Horner’s election amidst the popular front activities after 1936, would certainly have attracted Page Arnot, as they did Hywel Francis. There is much greater emphasis in chapter 10 on this facet of the 1930s than in the surrounding chapters that come from Dai Smith’s hand. Those who have read the respective PhD theses would recognise the subtle divergences from the outset: the opening pages of Hywel’s thesis focus on culture and lodge banners, Dai’s on the other hand are firmly on the intellectual and organisational legacies of the period around the Cambrian Combine strike. What I’m getting at here is this – The Fed is often bitterly attacked now by ‘young Turks’ for exaggerating the intersections between politics, society, culture, and ideas. Proletarian consciousness, alternative society, even the idea that South Walian society was progressive or radical is called into question. But that’s not really a fair assault. Remember that the underlying momentum within the book is the rebuilding of the South Wales Miners’ Federation after 1921 and 1926 (we should also add in the anthracite strike of 1925). The SWMF was being rebuilt alongside a society that was also trying to rebuild itself. Economic pummelling in the late-1920s and 1930s hit both. It can be no surprise therefore that the outcome was an institution so intimately tied to the people. Part of the reason why ‘proletarian consciousness’ seems like a rather strange turn of phrase in chapter one but becomes so obvious by the time we get to chapter ten is precisely because of this reconstruction process.
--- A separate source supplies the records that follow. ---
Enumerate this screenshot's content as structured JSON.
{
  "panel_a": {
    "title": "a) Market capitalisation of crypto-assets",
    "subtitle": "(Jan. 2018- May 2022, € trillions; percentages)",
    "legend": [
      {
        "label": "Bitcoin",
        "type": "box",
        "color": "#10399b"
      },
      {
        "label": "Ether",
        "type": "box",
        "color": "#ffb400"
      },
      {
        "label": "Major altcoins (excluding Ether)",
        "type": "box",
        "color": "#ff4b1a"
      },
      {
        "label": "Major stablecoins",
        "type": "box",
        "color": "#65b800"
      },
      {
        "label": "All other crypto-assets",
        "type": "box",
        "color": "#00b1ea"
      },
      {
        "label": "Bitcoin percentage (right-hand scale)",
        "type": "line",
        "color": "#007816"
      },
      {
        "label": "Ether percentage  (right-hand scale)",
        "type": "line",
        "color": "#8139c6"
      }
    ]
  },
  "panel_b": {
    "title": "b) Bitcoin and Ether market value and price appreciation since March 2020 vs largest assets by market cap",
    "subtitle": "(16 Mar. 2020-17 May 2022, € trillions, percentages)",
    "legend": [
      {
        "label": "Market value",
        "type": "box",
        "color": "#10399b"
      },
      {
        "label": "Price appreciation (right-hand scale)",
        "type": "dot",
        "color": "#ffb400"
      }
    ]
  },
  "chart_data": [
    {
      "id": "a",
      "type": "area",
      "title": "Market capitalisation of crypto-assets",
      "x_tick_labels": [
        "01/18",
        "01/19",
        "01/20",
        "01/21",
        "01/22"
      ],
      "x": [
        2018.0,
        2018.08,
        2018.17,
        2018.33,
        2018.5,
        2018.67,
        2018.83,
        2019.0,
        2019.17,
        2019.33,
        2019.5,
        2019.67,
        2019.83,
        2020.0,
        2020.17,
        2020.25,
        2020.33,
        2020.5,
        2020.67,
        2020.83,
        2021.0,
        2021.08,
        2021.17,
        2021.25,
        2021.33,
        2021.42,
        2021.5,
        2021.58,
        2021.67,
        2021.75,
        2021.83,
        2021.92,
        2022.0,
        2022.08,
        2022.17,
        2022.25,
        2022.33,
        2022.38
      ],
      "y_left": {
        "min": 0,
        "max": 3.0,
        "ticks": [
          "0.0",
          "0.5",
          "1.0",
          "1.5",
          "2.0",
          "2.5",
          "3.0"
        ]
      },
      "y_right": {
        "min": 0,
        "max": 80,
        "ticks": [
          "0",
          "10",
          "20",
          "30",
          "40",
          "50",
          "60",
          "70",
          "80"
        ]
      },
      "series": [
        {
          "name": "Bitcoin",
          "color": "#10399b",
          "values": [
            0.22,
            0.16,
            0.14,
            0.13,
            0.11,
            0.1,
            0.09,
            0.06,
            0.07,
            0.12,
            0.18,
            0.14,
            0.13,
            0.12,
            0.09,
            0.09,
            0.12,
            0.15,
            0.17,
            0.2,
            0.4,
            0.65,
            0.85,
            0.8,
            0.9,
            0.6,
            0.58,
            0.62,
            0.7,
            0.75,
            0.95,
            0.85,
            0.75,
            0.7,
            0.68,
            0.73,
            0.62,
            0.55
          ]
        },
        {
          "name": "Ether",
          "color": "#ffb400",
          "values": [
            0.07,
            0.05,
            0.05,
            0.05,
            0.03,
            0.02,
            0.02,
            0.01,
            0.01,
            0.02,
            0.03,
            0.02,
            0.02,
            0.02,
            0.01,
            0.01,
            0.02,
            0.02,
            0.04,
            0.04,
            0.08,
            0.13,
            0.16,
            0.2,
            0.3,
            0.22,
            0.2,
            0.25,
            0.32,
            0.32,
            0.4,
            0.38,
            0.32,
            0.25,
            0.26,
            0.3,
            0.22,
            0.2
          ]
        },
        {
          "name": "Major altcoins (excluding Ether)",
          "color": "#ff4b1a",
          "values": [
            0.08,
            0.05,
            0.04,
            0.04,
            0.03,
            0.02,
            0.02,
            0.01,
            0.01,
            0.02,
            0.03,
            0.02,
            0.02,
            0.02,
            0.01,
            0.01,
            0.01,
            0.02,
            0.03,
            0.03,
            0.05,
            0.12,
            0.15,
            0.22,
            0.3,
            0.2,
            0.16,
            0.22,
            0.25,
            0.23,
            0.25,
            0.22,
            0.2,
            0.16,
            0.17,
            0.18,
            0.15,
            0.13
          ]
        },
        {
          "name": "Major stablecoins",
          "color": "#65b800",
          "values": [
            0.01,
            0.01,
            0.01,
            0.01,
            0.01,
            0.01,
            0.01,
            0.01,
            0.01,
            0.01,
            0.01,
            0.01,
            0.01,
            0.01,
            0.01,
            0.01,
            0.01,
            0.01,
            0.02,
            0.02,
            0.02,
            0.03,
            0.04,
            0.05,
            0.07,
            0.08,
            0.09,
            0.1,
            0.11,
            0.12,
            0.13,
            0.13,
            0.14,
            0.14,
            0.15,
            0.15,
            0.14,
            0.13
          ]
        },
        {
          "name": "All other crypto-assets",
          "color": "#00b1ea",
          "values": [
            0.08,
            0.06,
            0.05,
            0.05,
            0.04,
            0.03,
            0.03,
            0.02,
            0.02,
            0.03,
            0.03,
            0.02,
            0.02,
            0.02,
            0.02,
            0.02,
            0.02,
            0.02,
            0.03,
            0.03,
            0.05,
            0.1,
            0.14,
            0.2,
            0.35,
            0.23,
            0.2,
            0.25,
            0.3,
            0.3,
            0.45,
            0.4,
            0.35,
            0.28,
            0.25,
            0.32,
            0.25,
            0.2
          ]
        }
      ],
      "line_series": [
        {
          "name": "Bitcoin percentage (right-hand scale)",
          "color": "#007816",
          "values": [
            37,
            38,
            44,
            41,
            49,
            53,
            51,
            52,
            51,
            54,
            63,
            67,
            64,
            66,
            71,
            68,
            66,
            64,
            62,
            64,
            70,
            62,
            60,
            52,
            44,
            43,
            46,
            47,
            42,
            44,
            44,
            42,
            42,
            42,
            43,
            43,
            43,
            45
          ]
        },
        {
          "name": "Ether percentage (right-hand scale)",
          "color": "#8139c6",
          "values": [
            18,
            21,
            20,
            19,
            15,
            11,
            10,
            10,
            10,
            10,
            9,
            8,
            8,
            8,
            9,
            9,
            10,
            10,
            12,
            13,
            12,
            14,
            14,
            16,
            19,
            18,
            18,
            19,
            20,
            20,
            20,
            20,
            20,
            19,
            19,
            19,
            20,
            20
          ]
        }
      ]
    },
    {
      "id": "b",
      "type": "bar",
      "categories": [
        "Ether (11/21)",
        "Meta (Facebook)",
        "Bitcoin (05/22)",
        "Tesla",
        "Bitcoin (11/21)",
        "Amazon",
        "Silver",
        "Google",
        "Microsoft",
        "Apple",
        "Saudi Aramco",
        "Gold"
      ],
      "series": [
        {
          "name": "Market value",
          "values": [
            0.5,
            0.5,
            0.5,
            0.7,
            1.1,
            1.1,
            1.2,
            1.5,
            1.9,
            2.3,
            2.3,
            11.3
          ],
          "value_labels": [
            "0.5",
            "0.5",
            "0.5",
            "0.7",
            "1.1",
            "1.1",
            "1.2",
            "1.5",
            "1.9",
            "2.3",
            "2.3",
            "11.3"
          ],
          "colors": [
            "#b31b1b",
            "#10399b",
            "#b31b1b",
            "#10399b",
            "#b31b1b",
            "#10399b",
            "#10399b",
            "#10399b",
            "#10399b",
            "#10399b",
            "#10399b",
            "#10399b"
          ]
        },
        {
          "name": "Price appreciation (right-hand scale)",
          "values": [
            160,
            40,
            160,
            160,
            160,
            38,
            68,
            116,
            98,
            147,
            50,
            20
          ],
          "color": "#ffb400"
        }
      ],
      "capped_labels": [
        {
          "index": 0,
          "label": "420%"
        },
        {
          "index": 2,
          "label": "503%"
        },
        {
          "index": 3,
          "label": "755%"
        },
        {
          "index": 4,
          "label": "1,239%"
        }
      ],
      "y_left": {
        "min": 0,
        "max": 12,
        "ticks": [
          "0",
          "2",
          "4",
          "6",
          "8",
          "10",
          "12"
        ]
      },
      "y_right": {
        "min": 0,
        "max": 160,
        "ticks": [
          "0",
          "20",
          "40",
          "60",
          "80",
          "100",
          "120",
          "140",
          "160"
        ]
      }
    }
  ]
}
There is so much that can be said of The Fed so let me conclude with this final thought. I said at the outset that this was a book with a purpose. That purpose was twofold: on the one hand to lay before readers a history of a crucial period in Welsh history and to try and explain why South Wales appeared to be so different from other coalfields both in its political radicalism and its fundamental political stability. But the other purpose was much more tangible and indicative of the period when the book was written. It is a guide to standing up for ourselves and fighting back against the state even when things are desperate. It is a plea to look out on the world not with fear and hatred but with openness and embrace. During the 1984-5 Miners’ Strike, copies of The Fed were given away as fundraising prizes, as a message to tell support groups all around the country ‘this is what we in South Wales are all about’. A copy was given, for instance, to Lesbians and Gays Support the Miners (LGSM); they in turn handed to the Neath, Dulais, and Swansea Valleys’ Miners’ Support Group a copy of Jeffrey Weeks’s Coming Out. The irony being that Weeks was born in the Rhondda so was himself a product of that South Wales.
History, as Gwyn Alf Williams once said, is more than the page of a book. The Fed is a perfect example of what he meant.